I walked into a Half Price Books store one evening when I was in Redmond. A book attracted my attention: "7 Rules You Were Born to Break" by Rick Lewis.
Even now, 8 months after I've left the forests of the NW coast, I still love skimming through this book as a reminder of the small things that pass by unseen, too often. It's not everyday that a successful street performer shares his life lessons with us. And what a perspective - the book talks about rules that we are more or less unconsciously taught and how, ironically, they work against us most of the time.
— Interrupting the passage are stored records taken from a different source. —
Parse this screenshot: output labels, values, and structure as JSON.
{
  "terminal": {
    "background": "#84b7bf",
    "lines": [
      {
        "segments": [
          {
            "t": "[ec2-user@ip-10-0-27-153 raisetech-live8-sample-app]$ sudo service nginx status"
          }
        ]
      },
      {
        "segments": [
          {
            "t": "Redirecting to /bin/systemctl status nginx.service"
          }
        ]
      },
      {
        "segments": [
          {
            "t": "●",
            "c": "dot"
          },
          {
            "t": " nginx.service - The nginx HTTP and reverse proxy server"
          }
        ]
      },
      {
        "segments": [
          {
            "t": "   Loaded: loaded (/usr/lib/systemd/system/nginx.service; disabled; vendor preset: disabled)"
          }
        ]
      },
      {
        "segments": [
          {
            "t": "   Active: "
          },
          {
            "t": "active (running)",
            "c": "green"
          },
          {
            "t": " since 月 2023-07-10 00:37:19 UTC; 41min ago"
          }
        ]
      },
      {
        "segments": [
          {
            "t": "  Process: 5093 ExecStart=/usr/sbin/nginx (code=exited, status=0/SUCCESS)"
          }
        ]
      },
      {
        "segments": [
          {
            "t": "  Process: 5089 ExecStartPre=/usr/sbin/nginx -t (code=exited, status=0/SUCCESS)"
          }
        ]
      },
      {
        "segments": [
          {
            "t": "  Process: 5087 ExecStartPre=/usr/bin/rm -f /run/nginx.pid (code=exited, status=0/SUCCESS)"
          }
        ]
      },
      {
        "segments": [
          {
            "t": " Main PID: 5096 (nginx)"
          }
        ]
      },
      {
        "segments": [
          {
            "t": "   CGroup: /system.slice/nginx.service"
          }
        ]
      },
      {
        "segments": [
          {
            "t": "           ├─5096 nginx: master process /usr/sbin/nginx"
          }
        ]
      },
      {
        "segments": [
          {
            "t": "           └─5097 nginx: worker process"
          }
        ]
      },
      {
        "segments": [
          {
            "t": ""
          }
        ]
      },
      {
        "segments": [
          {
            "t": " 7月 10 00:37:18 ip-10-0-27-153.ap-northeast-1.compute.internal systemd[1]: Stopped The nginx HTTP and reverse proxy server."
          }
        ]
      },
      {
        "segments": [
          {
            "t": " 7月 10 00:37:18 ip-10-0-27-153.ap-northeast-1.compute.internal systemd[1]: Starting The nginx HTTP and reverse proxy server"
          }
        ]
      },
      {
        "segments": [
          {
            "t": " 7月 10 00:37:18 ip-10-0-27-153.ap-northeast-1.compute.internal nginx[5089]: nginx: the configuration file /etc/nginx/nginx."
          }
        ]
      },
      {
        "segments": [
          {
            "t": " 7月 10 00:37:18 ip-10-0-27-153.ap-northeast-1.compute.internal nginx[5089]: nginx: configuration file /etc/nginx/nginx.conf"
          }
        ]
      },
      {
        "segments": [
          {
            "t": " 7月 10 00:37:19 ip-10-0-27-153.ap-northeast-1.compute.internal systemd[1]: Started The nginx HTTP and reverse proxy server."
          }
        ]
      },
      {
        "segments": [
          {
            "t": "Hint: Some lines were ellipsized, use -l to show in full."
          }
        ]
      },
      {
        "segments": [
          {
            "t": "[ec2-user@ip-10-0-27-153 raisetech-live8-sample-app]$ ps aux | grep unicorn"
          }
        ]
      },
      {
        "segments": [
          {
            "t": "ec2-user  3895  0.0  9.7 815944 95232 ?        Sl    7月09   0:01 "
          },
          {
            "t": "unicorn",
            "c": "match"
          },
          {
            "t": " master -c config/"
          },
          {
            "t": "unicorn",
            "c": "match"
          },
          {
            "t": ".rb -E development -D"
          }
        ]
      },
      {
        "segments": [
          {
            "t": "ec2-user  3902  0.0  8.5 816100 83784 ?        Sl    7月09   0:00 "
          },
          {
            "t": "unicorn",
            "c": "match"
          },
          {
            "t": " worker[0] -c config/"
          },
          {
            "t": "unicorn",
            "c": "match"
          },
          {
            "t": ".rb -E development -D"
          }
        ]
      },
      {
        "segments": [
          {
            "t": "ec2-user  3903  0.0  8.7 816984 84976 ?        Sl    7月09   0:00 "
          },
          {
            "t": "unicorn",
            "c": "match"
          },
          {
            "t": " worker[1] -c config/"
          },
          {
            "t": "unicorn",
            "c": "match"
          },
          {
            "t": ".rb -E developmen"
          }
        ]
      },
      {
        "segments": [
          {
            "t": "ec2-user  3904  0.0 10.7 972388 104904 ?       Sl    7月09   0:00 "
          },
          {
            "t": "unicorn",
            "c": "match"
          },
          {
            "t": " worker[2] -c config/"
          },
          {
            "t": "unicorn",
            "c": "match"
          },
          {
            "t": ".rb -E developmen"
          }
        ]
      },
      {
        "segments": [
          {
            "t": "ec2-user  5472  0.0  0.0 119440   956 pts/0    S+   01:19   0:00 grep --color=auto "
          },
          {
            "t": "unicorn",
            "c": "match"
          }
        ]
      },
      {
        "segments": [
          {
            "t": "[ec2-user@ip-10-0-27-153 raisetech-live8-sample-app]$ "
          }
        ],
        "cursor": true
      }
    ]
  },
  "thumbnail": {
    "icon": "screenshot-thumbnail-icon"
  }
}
Today I randomly opened the book at rule no. 3: "Be Independent". I appreciate those times when I read something that I subconsciously know, but that I've never put into words before. This third rule says that we are taught to be self-sufficient and not to need anyone's help, ever. Sounds a bit lonely. Stand for a moment and look at it. Does it apply to you? I can certainly recall meeting with this rule not only within me but around me as well. What I like best about this book is that it talks about the misbehaviors that break these rules. Each rule can be broken by misbehaving in a certain way so that you can regain your natural balance and be happier. Asking for help is the way to ease the grip of "Be Independent". It's about trusting other people - an act that can scare most of us because it requires getting out of our comfort zone. Rick states it best at the beginning of the chapter: "Who we are as individuals blossoms as we discover and learn who we are in relationship to our world. We do this by deeply connecting with it, not by withdrawing from it." I love this one: "A mature individual is able to draw support and strength from others and provide a distinct contribution to the world. Our individuality suffers when we cut ourselves off from an exchange of help by trying to remain wholly independent." After all, true independence has never been reached alone.
Looking at this from a distance, we can see that being independent and asking for help can be antipodes and as all opposite things, the good spot is somewhere in the middle. It's knowing when you're imbalanced that is the challenge.